What my late Dad used to say to me 'jokingly' and I still fear it will come true.

6 replies

redrubyshoes · 26/06/2013 16:20

I always got on with my Dad and he died two years ago. Throughout my childhood he used to 'joke' that 'I would end up a mad old bat alone in an attic'.

I am in a loving marriage with a kind, wonderful man and have been for many years but I still hold this 'fear' and it only since Dad died I have realised that I have modified my behaviour in relationships in case this comes true. I have many friends, a fantastic social life and have no real reason to fear this 'prophecy'.

I am not clingy or possessive and come across as quite confident (outwardly) and make friends easily and have had a wide circle of friends and have known them for years.

It is only lately that this is really praying on my mind. My parents never did compliments. I DO modify my behaviour and always smooth things over with friends if they fall out.

Today at work I really had to stand up for myself with some underhanded bullying from two colleagues who are trying to undermine me and have brought another colleague to breakdown level.

Rambling now - but today brought it home to me that I aim to please always and today I thought fuck it. I am not going to please and smooth over this you are going to get it straight back and I was stunned when this woman backed down and apologised.

Have I finally grown up?

OP posts:
MrsMangoBiscuit · 26/06/2013 16:22

Good for you standing up to those bullies! Pretty certain you can't end up as a mad old bat in an attic if you can make bullies apologise! Grin

redrubyshoes · 26/06/2013 16:32

Being tough and well 'ard was never my forte. Wink

OP posts:
something2say · 26/06/2013 17:09

Gosh. For me there are two issues.

One. Your Dad was wrong to say what he did. If I were you I would create a new association with that. Whenever you think of it, think next 'poor old Dad, I love him but he was wrong there. I am loved and loving, normal and happy' or something else. Maybe spend some time doing positive affirmations about yourself and your life.

Two. The sticking up for yourself issue. It is fine to be kind and assertive and stand up for yourself. It is not always pleasant to have to do it, and it goes round nd round your mind for a bit afterwards, but we all have to do it from time to time, so learn how to and then use that skill when required. All safe adults have to do this, welcome to the fold xx be wise but it is ok to be powerful and strong in the right circumstances x

redrubyshoes · 26/06/2013 17:37

Something

You just made me cry with being so bloody right. I have always backed down from confrontations and 'smoothed over' the incident.

My lovely colleague is soo overworked and I try to help (school with VERY difficult children) but this woman has pushed her over the edge and she is on the verge/having a nervous breakdown.

I stepped in (selfishly) to stand up for me and for her.

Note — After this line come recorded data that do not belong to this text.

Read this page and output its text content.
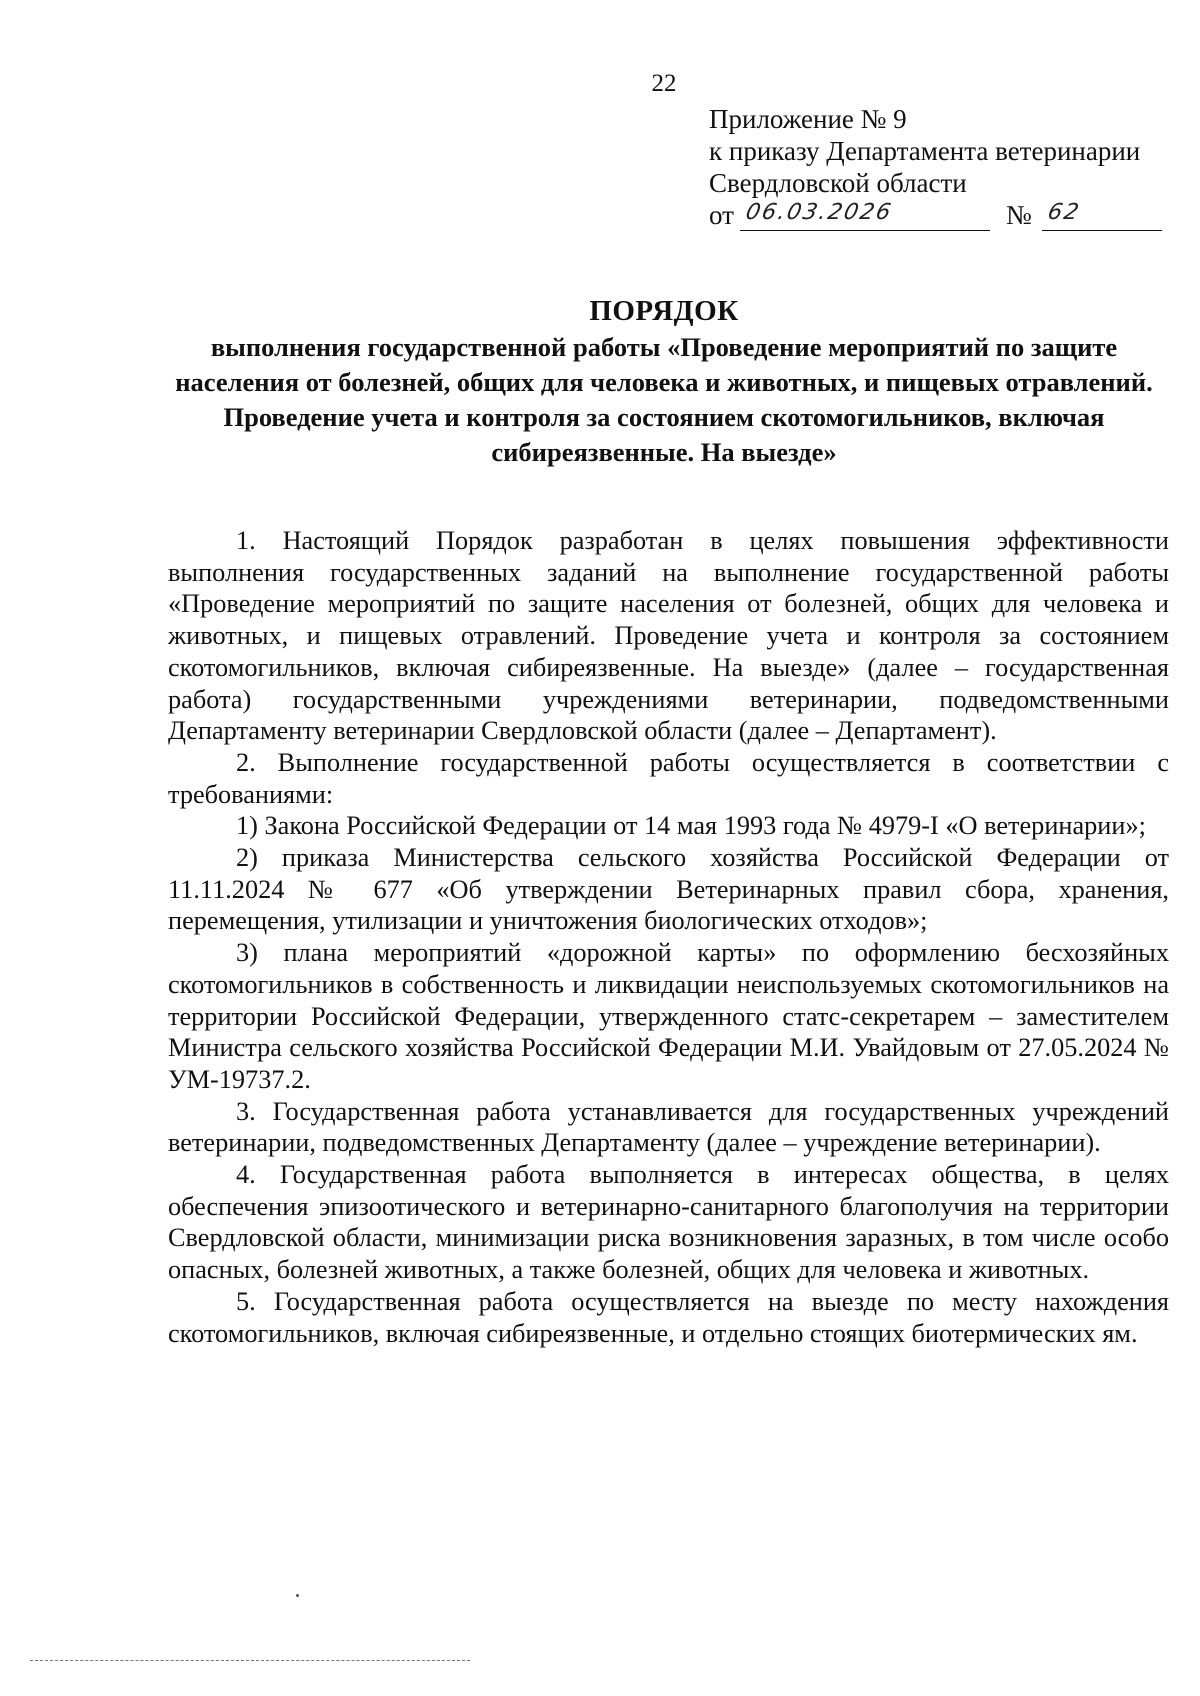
22
Приложение № 9
к приказу Департамента ветеринарии
Свердловской области
от 06.03.2026	№ 62
ПОРЯДОК
выполнения государственной работы «Проведение мероприятий по защите населения от болезней, общих для человека и животных, и пищевых отравлений. Проведение учета и контроля за состоянием скотомогильников, включая сибиреязвенные. На выезде»

1. Настоящий Порядок разработан в целях повышения эффективности выполнения государственных заданий на выполнение государственной работы «Проведение мероприятий по защите населения от болезней, общих для человека и животных, и пищевых отравлений. Проведение учета и контроля за состоянием скотомогильников, включая сибиреязвенные. На выезде» (далее – государственная работа) государственными учреждениями ветеринарии, подведомственными Департаменту ветеринарии Свердловской области (далее – Департамент).

2. Выполнение государственной работы осуществляется в соответствии с требованиями:

1) Закона Российской Федерации от 14 мая 1993 года № 4979-I «О ветеринарии»;

2) приказа Министерства сельского хозяйства Российской Федерации от 11.11.2024 № 677 «Об утверждении Ветеринарных правил сбора, хранения, перемещения, утилизации и уничтожения биологических отходов»;

3) плана мероприятий «дорожной карты» по оформлению бесхозяйных скотомогильников в собственность и ликвидации неиспользуемых скотомогильников на территории Российской Федерации, утвержденного статс-секретарем – заместителем Министра сельского хозяйства Российской Федерации М.И. Увайдовым от 27.05.2024 № УМ-19737.2.

3. Государственная работа устанавливается для государственных учреждений ветеринарии, подведомственных Департаменту (далее – учреждение ветеринарии).

4. Государственная работа выполняется в интересах общества, в целях обеспечения эпизоотического и ветеринарно-санитарного благополучия на территории Свердловской области, минимизации риска возникновения заразных, в том числе особо опасных, болезней животных, а также болезней, общих для человека и животных.

5. Государственная работа осуществляется на выезде по месту нахождения скотомогильников, включая сибиреязвенные, и отдельно стоящих биотермических ям.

I just realised today that was the first time I looked someone in the eye and stood my ground. I was shaking afterwards but I did it. I am so bloody astonished it was so easy but now I am thinking 'I am turning into one of them?'

Bugger I am in a bit of a no man's land here.

OP posts:
something2say · 26/06/2013 17:44

One of whom? A bloody minded madam who stands up against wrongdoing?

There's labelling in there......where did it come from? Societal norms? Family positioning? Gender norms?

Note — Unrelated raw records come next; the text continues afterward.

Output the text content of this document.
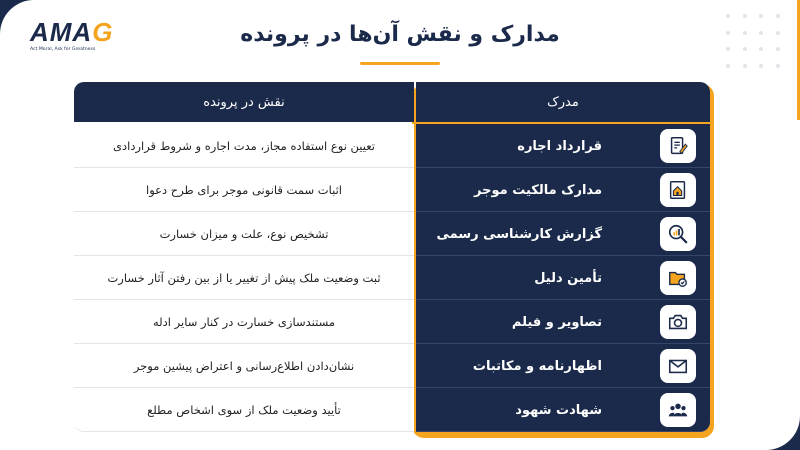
AMAG
Act Moral, Ask for Greatness
مدارک و نقش آن‌ها در پرونده
نقش در پرونده	مدرک
تعیین نوع استفاده مجاز، مدت اجاره و شروط قراردادی	قرارداد اجاره
اثبات سمت قانونی موجر برای طرح دعوا	مدارک مالکیت موجر
تشخیص نوع، علت و میزان خسارت	گزارش کارشناسی رسمی
ثبت وضعیت ملک پیش از تغییر یا از بین رفتن آثار خسارت	تأمین دلیل
مستندسازی خسارت در کنار سایر ادله	تصاویر و فیلم
نشان‌دادن اطلاع‌رسانی و اعتراض پیشین موجر	اظهارنامه و مکاتبات
تأیید وضعیت ملک از سوی اشخاص مطلع	شهادت شهود
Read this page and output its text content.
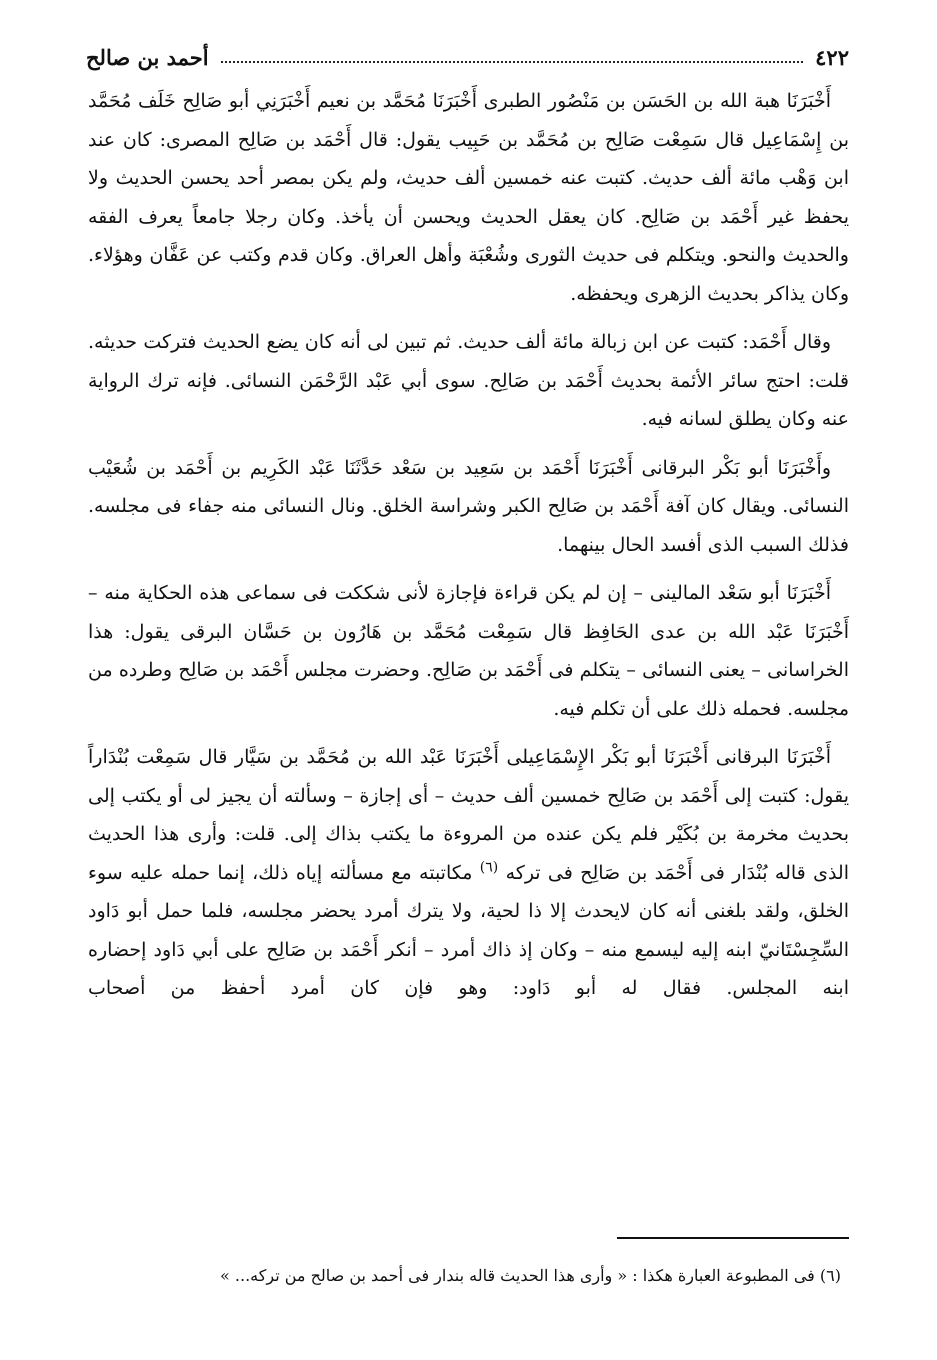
٤٢٢
أحمد بن صالح

أَخْبَرَنَا هبة الله بن الحَسَن بن مَنْصُور الطبرى أَخْبَرَنَا مُحَمَّد بن نعيم أَخْبَرَنِي أبو صَالِح خَلَف مُحَمَّد بن إِسْمَاعِيل قال سَمِعْت صَالِح بن مُحَمَّد بن حَبِيب يقول: قال أَحْمَد بن صَالِح المصرى: كان عند ابن وَهْب مائة ألف حديث. كتبت عنه خمسين ألف حديث، ولم يكن بمصر أحد يحسن الحديث ولا يحفظ غير أَحْمَد بن صَالِح. كان يعقل الحديث ويحسن أن يأخذ. وكان رجلا جامعاً يعرف الفقه والحديث والنحو. ويتكلم فى حديث الثورى وشُعْبَة وأهل العراق. وكان قدم وكتب عن عَفَّان وهؤلاء. وكان يذاكر بحديث الزهرى ويحفظه.

وقال أَحْمَد: كتبت عن ابن زبالة مائة ألف حديث. ثم تبين لى أنه كان يضع الحديث فتركت حديثه. قلت: احتج سائر الأئمة بحديث أَحْمَد بن صَالِح. سوى أبي عَبْد الرَّحْمَن النسائى. فإنه ترك الرواية عنه وكان يطلق لسانه فيه.

وأَخْبَرَنَا أبو بَكْر البرقانى أَخْبَرَنَا أَحْمَد بن سَعِيد بن سَعْد حَدَّثَنَا عَبْد الكَرِيم بن أَحْمَد بن شُعَيْب النسائى. ويقال كان آفة أَحْمَد بن صَالِح الكبر وشراسة الخلق. ونال النسائى منه جفاء فى مجلسه. فذلك السبب الذى أفسد الحال بينهما.

أَخْبَرَنَا أبو سَعْد المالينى – إن لم يكن قراءة فإجازة لأنى شككت فى سماعى هذه الحكاية منه – أَخْبَرَنَا عَبْد الله بن عدى الحَافِظ قال سَمِعْت مُحَمَّد بن هَارُون بن حَسَّان البرقى يقول: هذا الخراسانى – يعنى النسائى – يتكلم فى أَحْمَد بن صَالِح. وحضرت مجلس أَحْمَد بن صَالِح وطرده من مجلسه. فحمله ذلك على أن تكلم فيه.

أَخْبَرَنَا البرقانى أَخْبَرَنَا أبو بَكْر الإِسْمَاعِيلى أَخْبَرَنَا عَبْد الله بن مُحَمَّد بن سَيَّار قال سَمِعْت بُنْدَاراً يقول: كتبت إلى أَحْمَد بن صَالِح خمسين ألف حديث – أى إجازة – وسألته أن يجيز لى أو يكتب إلى بحديث مخرمة بن بُكَيْر فلم يكن عنده من المروءة ما يكتب بذاك إلى. قلت: وأرى هذا الحديث الذى قاله بُنْدَار فى أَحْمَد بن صَالِح فى تركه $^{(٦)}$ مكاتبته مع مسألته إياه ذلك، إنما حمله عليه سوء الخلق، ولقد بلغنى أنه كان لايحدث إلا ذا لحية، ولا يترك أمرد يحضر مجلسه، فلما حمل أبو دَاود السِّجِسْتَانيّ ابنه إليه ليسمع منه – وكان إذ ذاك أمرد – أنكر أَحْمَد بن صَالِح على أبي دَاود إحضاره ابنه المجلس. فقال له أبو دَاود: وهو فإن كان أمرد أحفظ من أصحاب

(٦) فى المطبوعة العبارة هكذا : « وأرى هذا الحديث قاله بندار فى أحمد بن صالح من تركه... »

And what might be the perceived desire of those who want you to stay quiet, placid, silent?

Exactly. Have a good think all round the issue but it all points to one place. You do have to stand up against things at times, and sometimes completely alone in a room full of nay Sayers. And doing so is not wrong.

X

conantg · 26/06/2013 17:56

You have truly done the right thing in standing up to these people. And it does not turn you into one of "them". There is a difference between aggression and assertiveness. You have been assertive and WELL DONE YOU!! (waves pompoms, cheers etc) !!!